Invariants are similar: no matter how you obtain a candidate—be it via search, LLM, a Miko, or a crystal ball—if it can be verified as a valid invariant, then the goal is achieved.

A quick note on LLMs: in these tasks, LLMs may not be fundamentally different from Mikos or crystal balls. I’ve listened to a few talks on LLM for SE and noticed a distinction:

From a PL researcher’s view, a program is a formal system defined by types, etc.
From the NLP perspective, they are just texts with statistical patterns.
Of course, this viewpoint is valid—those statistical features do arise from formal systems. But this fundamental difference leads to very different expectations of the same task.
For formal guarantees, such results are far from enough. But if you’re just looking for a candidate result, or just “something” of reasonably high quality, then it’s more than good enough.

That previous paragraph might remind you of the “Chinese Room” thought experiment, so let’s push it even further:
Even humans don’t really “understand” concepts—they just mimic patterns they’ve learned.
So we might as well say:
Anything not formally verified is untrustworthy—no matter whether it was written by an LLM or a human.
Isn’t this one of the great appeals of formal methods? I might make mistakes, but mathematical derivations won’t!

Is That Really the End?

All of the above is based on the principles of formal methods, but formal methods are not the whole of computer science.
For example, while soundness guarantees are crucial to formal methods researchers, they’re not always necessary in broader contexts.

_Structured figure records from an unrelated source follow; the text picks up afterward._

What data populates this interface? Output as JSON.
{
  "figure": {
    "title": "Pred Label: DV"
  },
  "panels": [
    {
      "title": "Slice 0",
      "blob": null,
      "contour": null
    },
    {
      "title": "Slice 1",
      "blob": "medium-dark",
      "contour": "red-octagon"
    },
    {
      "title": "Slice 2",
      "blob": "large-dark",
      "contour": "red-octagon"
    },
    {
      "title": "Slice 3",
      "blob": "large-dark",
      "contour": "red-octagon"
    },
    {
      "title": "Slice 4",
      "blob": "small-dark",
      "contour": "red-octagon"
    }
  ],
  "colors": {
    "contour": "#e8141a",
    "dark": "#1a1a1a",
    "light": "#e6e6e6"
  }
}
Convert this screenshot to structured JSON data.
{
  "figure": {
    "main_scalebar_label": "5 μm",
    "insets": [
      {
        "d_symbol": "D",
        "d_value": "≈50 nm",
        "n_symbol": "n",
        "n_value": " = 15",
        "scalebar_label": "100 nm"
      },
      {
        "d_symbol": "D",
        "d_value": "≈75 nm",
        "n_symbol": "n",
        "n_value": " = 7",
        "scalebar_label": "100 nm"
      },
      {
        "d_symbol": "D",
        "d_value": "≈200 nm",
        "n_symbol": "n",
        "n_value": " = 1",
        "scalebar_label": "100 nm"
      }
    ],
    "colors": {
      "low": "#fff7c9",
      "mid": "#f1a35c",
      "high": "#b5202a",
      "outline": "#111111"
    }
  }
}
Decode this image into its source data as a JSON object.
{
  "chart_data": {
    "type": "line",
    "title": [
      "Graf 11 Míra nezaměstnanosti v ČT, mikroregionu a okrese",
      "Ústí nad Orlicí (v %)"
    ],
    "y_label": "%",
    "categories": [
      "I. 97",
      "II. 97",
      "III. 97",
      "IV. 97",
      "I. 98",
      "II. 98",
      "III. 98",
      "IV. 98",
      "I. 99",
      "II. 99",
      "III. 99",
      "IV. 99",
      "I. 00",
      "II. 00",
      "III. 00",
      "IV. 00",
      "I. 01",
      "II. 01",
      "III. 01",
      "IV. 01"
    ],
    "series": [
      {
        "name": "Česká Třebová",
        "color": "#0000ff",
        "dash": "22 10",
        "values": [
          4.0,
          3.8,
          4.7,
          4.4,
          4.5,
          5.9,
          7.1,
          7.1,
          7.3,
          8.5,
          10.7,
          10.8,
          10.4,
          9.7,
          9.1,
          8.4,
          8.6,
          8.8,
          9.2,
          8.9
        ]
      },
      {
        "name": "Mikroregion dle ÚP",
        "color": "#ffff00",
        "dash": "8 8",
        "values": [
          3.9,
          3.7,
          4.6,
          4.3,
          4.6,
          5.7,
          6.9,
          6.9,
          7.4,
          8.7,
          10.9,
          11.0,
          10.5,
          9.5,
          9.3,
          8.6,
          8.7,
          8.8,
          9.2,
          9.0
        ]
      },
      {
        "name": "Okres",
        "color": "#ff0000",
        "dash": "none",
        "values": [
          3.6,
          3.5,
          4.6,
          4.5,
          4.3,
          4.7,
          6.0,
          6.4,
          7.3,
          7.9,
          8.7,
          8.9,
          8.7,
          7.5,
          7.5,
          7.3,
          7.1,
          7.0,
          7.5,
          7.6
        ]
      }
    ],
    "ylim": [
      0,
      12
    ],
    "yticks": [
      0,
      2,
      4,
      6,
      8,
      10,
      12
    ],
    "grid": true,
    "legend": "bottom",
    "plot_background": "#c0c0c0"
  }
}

A great example: while most static program analysis is based on abstract interpretation, some of its applications do not rely on soundness.
Take bug hunting: I can use a tool to scan open-source software, and it doesn’t have to find every bug, or even be free of false positives. Often it’s more like gold panning: if it finds a bug—and that bug is new—then I can get a CVE.
In such cases, static analysis is just a tool. Those “gold nuggets” of real bugs might come from a static analyzer, an LLM, or even a Miko.